Wendy Doniger’s The Hindus


Rohit Dhankar
The debate around Wendy Doniger’s The Hindus has stopped being interesting. But I was reminded about it in conversation with some scholars yesterday. There are some partially formed ideas in my mind about this whole episode, they came to for in this conversation. So thought of sharing these ideas on this informal forum. Obviously they are not fully developed.

The petitioners
So far this time the petitioners cannot be faulted on legal grounds.
• I am not aware if they have issued any threats of violence or actually indulged in it.
• They have countered Doniger on her own ground. Provided a list of errors, mistranslations and untenable interpretations. This is appropriate and proper way of countering a book. Veracity/acceptability of all this could be more or less objectively ascertained.
• They have used the law of the land. If the law is faulty one cannot blame the petitioners for its use. Make better laws, but as long as they are available, one cannot stop citizens from using them.
• They claim some of Doniger’s interpretations etc. are offensive to Hindus. They are no representatives of Hindus and cannot claim anything on behalf of all Hindus. However, they have the right to express their own opinion if they felt slighted. This is their opinion, they have right to express it; but withdrawal of a book on this basis certainly is not justified.

Penguin
• It is Penguin’s right to decide whether they should consider the claimed errors and misrepresentations weighty enough to withdraw the book.
• This is also their right to decide if the legal battle is becoming too costly for them. We cannot demand moral commitment in the face of financial losses from a business, a publishing company is ultimately a business.
• But we can morally blame a business for not upholding the moral principle of freedom of speech, which is so integral to publishing. And Penguin can be blamed for that. There is a difference between a binding demand and moral blame.

Wendy Doniger
• I have read only one book by her about a year and half back, actually the book under question.
• She did not come across as a scholar to me at all. It is more of a popular writing with shoddy scholarship.
• Mistranslation is replete.
• Misinterpretation is the meet of the book.
• Still there are many places where she shows insight and also presents not-commonly known references and flashes of insight.
• At places she sounds to be deliberately courting controversy.
• But an author has the right to do all this. And authors do make errors.
• In my view authors do have the right to offend deliberately, if they want to oppose certain views.

And still to my mind it is a serious issue of freedom of speech/expression

• We should oppose the laws that could be used too easily and too heavily against the authors and publishers. Authors and publishers need more space in a free and democratic society.
• We should disapprove of the weak-kneed publishers and shun them.
• We should expose and disapprove of citizens who use unwanted laws to propagate their own views and thwart others; it is an issue of opinion making and not disallowing them from using such laws.
• We should express our solidarity even for bad and shoddy authors.
• But we should also appreciate the more legal and informed path the petitioners are taking. That allows them a legitimate path to air their grievances. This is an improvement upon threats of violence, burning properly, killing of authors, and so on. This could be considered a step towards finally accepting that the books should be countered by books/articles only. The movement could be seen as resolving grievances through violence–>legal recourse–>Countering academically and through informed debates.

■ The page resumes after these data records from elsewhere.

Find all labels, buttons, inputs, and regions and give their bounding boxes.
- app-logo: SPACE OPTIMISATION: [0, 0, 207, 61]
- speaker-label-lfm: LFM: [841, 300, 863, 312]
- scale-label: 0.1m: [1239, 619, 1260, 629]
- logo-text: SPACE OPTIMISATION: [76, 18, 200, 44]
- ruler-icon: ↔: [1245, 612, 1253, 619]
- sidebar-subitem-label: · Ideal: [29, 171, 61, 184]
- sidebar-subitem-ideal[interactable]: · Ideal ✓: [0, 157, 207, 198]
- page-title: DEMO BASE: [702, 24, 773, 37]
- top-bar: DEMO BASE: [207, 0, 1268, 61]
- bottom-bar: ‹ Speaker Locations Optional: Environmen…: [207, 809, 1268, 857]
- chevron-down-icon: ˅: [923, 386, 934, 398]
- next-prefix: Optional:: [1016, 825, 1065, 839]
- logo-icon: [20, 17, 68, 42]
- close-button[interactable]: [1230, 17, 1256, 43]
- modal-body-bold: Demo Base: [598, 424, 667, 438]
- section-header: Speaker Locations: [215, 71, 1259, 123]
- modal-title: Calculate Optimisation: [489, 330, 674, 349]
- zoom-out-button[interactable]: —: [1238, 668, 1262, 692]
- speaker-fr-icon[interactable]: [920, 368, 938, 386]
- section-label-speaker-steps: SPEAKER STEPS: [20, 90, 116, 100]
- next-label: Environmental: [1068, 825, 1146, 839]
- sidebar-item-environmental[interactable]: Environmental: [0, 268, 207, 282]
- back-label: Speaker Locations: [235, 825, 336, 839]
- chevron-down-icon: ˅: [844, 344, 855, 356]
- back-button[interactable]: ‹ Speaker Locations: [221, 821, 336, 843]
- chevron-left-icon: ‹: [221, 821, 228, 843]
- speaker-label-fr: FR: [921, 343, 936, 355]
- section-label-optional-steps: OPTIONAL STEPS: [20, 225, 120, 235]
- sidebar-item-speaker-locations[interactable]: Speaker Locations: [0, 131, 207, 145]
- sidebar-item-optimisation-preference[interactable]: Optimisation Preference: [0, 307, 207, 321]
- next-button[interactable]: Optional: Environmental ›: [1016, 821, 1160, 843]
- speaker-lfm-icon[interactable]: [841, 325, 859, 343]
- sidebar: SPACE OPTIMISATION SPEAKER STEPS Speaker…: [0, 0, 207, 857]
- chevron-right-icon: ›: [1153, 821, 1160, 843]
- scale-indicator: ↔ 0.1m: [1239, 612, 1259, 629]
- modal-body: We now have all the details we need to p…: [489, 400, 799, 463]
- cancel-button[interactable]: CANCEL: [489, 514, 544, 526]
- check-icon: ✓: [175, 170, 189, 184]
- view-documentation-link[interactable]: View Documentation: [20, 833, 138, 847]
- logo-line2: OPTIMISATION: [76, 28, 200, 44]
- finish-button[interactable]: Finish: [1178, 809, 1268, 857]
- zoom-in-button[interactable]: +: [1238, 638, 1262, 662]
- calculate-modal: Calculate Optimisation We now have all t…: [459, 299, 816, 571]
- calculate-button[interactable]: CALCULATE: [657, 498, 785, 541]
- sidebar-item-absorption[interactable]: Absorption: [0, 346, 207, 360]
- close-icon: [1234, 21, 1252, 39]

Legal recourse is a form of discourse, we should appreciate that.

This is purely on the basis of available information. It is fairly possible that the Shiksha Bachao Samiti (or whatever it is) is actually taking the legal path only to foment trouble enough to create street violence. If we see signs of that, of course, they should be condemned and countered on different grounds.

Doniger’s own defense in a New York Times article:

As usual: half-truths, misinterpretations and self-importance.

Can I call Lalu’s, Khap Panchayat’s and Maoists’s interpretation of Democracy an “Indian Understanding of Democracy”? There is no problem in including all this as various interpretations of democracy, but can one say that that is how actually Indian democracy looks or is? That is what Doniger does.

In the NYT article she says nothing about her faulty translation. Under-emphasises the other interpretation of symbols—for example, Lingam also is supposed to be a symbol of ‘aadi creative energy’.

By the way I have no problem regarding her book. All badly written books have equal right to be published and sold. But she does not even respond to charges made by someone as intellectually puny as Dinanath Batra and his friends!!